In the last couple of decades, Tracy Gurdian has emerged as Naples’ most prolific and respected potter, beloved as much for her one-of-a-kind ceramics as for the Herculean and dangerous method it takes to make them.
Gurdian practices what’s known as raku, a type of Japanese pottery in which the clay is maneuvered with metal tongs in a kiln that reaches more than 1,800 degrees Fahrenheit. The procedure requires two people, equipped with protective goggles and gloves, who move the pieces from the kiln into a post-fire reduction chamber (basically a large can filled with combustibles). This starts another blaze where the ceramics sit, soak up carbon and oxidize, then get doused with water. The chemistry caused by these extremes creates the variety of colors and surface effects that makes raku so popular.
“Some pieces might not come out at all, or they might break, and that’s why I love it,” says Gurdian. “It’s like life. You can’t control what happens.”
A dancer until an injury sidelined that career, Gurdian fell into ceramics as a way to deal with depression. “I thought I would be miserable, but the first time I squeezed clay between my fingers it felt like I was choreographing a dance,” she says. “I had the biggest smile on my face.” A raku class came later when she saw a sign that read “Here, not everything makes it through the fire, so you have to learn to let go of it” and knew it was meant for her. In 2013, she launched Tovari (a portmanteau of her children’s names, Tova and Ari), word of mouth got around, and soon she was designing collections for the likes of Kravet, Bergdorf Goodman, and Gump’s. In 2019, she traveled to Japan to see where raku was born and learn kintsugi, the art of repairing broken pottery with lacquer dusted with powdered gold, silver, or platinum, and incorporated that into her Naples practice, where she lets nature inspire her designs.

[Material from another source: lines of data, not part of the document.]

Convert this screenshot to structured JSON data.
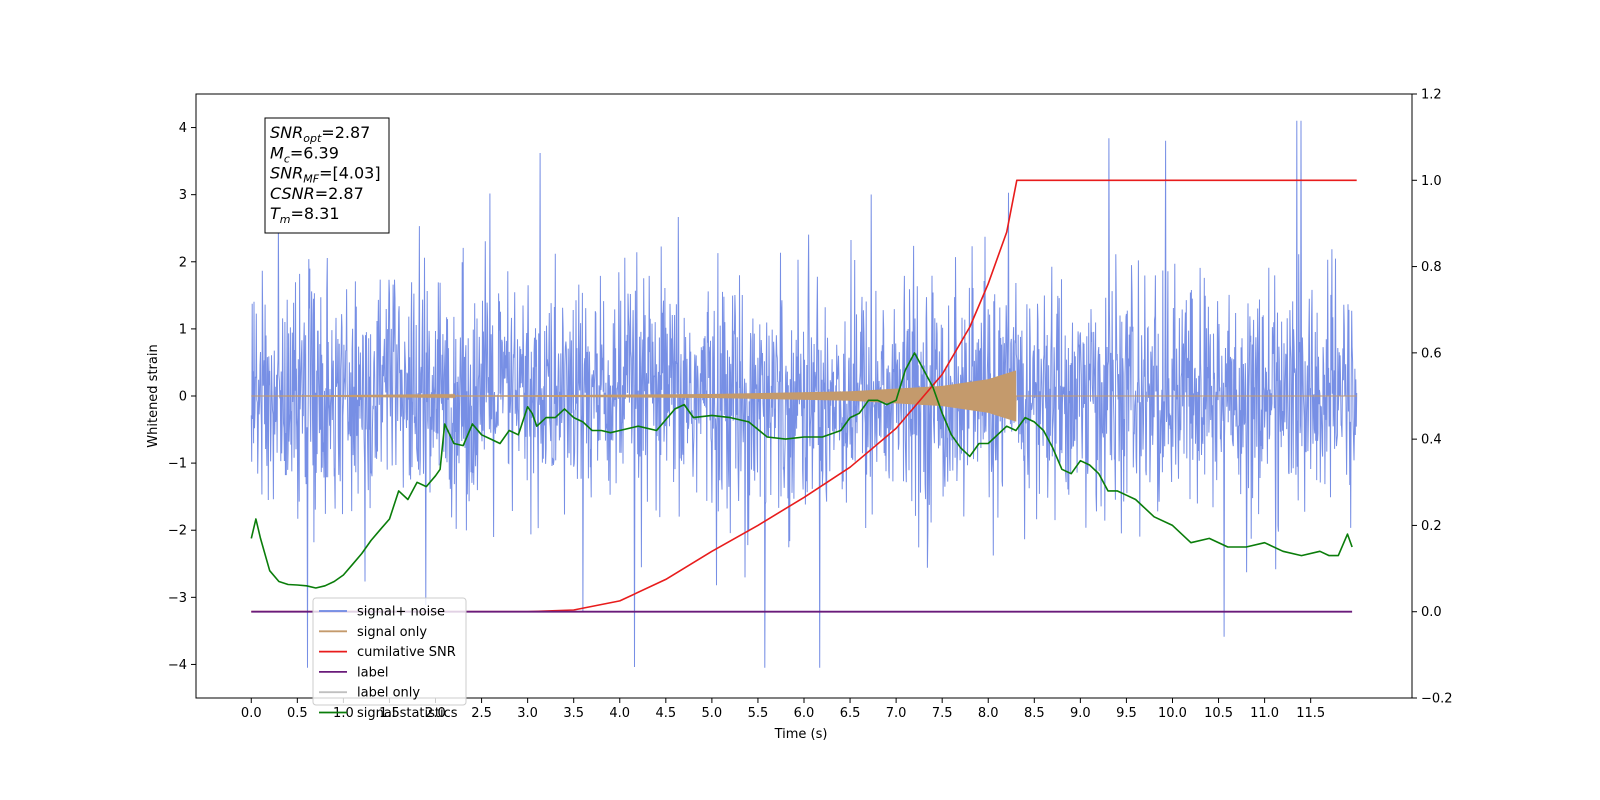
{
  "chart_data": {
    "type": "line",
    "xlabel": "Time (s)",
    "ylabel": "Whitened strain",
    "xlim": [
      -0.6,
      12.6
    ],
    "ylim": [
      -4.5,
      4.5
    ],
    "y2lim": [
      -0.2,
      1.2
    ],
    "grid": false,
    "legend_position": "lower-left",
    "x_ticks": [
      "0.0",
      "0.5",
      "1.0",
      "1.5",
      "2.0",
      "2.5",
      "3.0",
      "3.5",
      "4.0",
      "4.5",
      "5.0",
      "5.5",
      "6.0",
      "6.5",
      "7.0",
      "7.5",
      "8.0",
      "8.5",
      "9.0",
      "9.5",
      "10.0",
      "10.5",
      "11.0",
      "11.5"
    ],
    "y_ticks": [
      "4",
      "3",
      "2",
      "1",
      "0",
      "−1",
      "−2",
      "−3",
      "−4"
    ],
    "y2_ticks": [
      "1.2",
      "1.0",
      "0.8",
      "0.6",
      "0.4",
      "0.2",
      "0.0",
      "−0.2"
    ],
    "annotation": [
      {
        "var": "SNR",
        "sub": "opt",
        "value": "=2.87"
      },
      {
        "var": "M",
        "sub": "c",
        "value": "=6.39"
      },
      {
        "var": "SNR",
        "sub": "MF",
        "value": "=[4.03]"
      },
      {
        "var": "CSNR",
        "sub": "",
        "value": "=2.87"
      },
      {
        "var": "T",
        "sub": "m",
        "value": "=8.31"
      }
    ],
    "series": [
      {
        "name": "signal+ noise",
        "color": "#6b86e3",
        "axis": "left",
        "time_range": [
          0.0,
          12.0
        ],
        "amplitude_typical": [
          -1.8,
          1.8
        ],
        "amplitude_extremes": [
          -4.05,
          4.1
        ]
      },
      {
        "name": "signal only",
        "color": "#c49a6c",
        "axis": "left",
        "time_range": [
          0.0,
          8.31
        ],
        "envelope": {
          "x": [
            0.0,
            3.0,
            5.0,
            6.5,
            7.5,
            8.0,
            8.3
          ],
          "y": [
            0.0,
            0.01,
            0.03,
            0.07,
            0.15,
            0.25,
            0.38
          ]
        }
      },
      {
        "name": "cumilative SNR",
        "color": "#e81c1c",
        "axis": "right",
        "x": [
          0.0,
          3.0,
          3.5,
          4.0,
          4.5,
          5.0,
          5.5,
          6.0,
          6.5,
          7.0,
          7.5,
          7.8,
          8.0,
          8.2,
          8.31,
          12.0
        ],
        "y": [
          0.0,
          0.0,
          0.004,
          0.025,
          0.075,
          0.14,
          0.2,
          0.265,
          0.335,
          0.425,
          0.55,
          0.66,
          0.76,
          0.88,
          1.0,
          1.0
        ]
      },
      {
        "name": "label",
        "color": "#6a1b7a",
        "axis": "right",
        "x": [
          0.0,
          11.95
        ],
        "y": [
          0.0,
          0.0
        ]
      },
      {
        "name": "label only",
        "color": "#c0c0c0",
        "axis": "right",
        "x": [],
        "y": []
      },
      {
        "name": "signal statistics",
        "color": "#0a7d0a",
        "axis": "right",
        "x": [
          0.0,
          0.05,
          0.1,
          0.2,
          0.3,
          0.4,
          0.5,
          0.6,
          0.7,
          0.8,
          0.9,
          1.0,
          1.1,
          1.2,
          1.3,
          1.4,
          1.5,
          1.6,
          1.7,
          1.8,
          1.9,
          2.0,
          2.05,
          2.1,
          2.2,
          2.3,
          2.4,
          2.5,
          2.6,
          2.7,
          2.8,
          2.9,
          3.0,
          3.05,
          3.1,
          3.2,
          3.3,
          3.4,
          3.5,
          3.6,
          3.7,
          3.8,
          3.9,
          4.0,
          4.2,
          4.4,
          4.6,
          4.7,
          4.8,
          5.0,
          5.2,
          5.4,
          5.6,
          5.8,
          6.0,
          6.2,
          6.4,
          6.5,
          6.6,
          6.7,
          6.8,
          6.9,
          7.0,
          7.1,
          7.2,
          7.3,
          7.4,
          7.5,
          7.6,
          7.7,
          7.8,
          7.9,
          8.0,
          8.1,
          8.2,
          8.3,
          8.4,
          8.5,
          8.6,
          8.7,
          8.8,
          8.9,
          9.0,
          9.1,
          9.2,
          9.3,
          9.4,
          9.5,
          9.6,
          9.8,
          10.0,
          10.2,
          10.4,
          10.6,
          10.8,
          11.0,
          11.2,
          11.4,
          11.6,
          11.7,
          11.8,
          11.9,
          11.95
        ],
        "y": [
          0.17,
          0.215,
          0.17,
          0.095,
          0.07,
          0.063,
          0.062,
          0.06,
          0.055,
          0.06,
          0.07,
          0.085,
          0.11,
          0.135,
          0.165,
          0.19,
          0.215,
          0.28,
          0.26,
          0.3,
          0.29,
          0.315,
          0.33,
          0.435,
          0.39,
          0.385,
          0.435,
          0.41,
          0.4,
          0.39,
          0.42,
          0.41,
          0.475,
          0.46,
          0.43,
          0.45,
          0.45,
          0.47,
          0.45,
          0.44,
          0.42,
          0.42,
          0.415,
          0.42,
          0.43,
          0.42,
          0.47,
          0.48,
          0.45,
          0.455,
          0.45,
          0.44,
          0.405,
          0.4,
          0.405,
          0.405,
          0.42,
          0.45,
          0.46,
          0.49,
          0.49,
          0.48,
          0.49,
          0.56,
          0.6,
          0.56,
          0.52,
          0.46,
          0.41,
          0.38,
          0.36,
          0.39,
          0.39,
          0.41,
          0.43,
          0.42,
          0.45,
          0.44,
          0.42,
          0.38,
          0.33,
          0.32,
          0.35,
          0.34,
          0.32,
          0.28,
          0.28,
          0.27,
          0.26,
          0.22,
          0.2,
          0.16,
          0.17,
          0.15,
          0.15,
          0.16,
          0.14,
          0.13,
          0.14,
          0.13,
          0.13,
          0.18,
          0.15
        ]
      }
    ]
  }
}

But as much success as her ceramics have brought her, Gurdian is not one to sit still. After spending last summer in Spain, she decided to incorporate foliage painting into her oeuvre. This process, which Gurdian describes as “pressing real botanicals into plaster using the relief as texture” is a welcome departure from the menacing nature of raku—at least for now. “Raku is a big adrenaline rush in which everything is timed, and it can be exhausting,” she says. “Foliage painting is transformative and meditative. It’s exactly what I need right now.”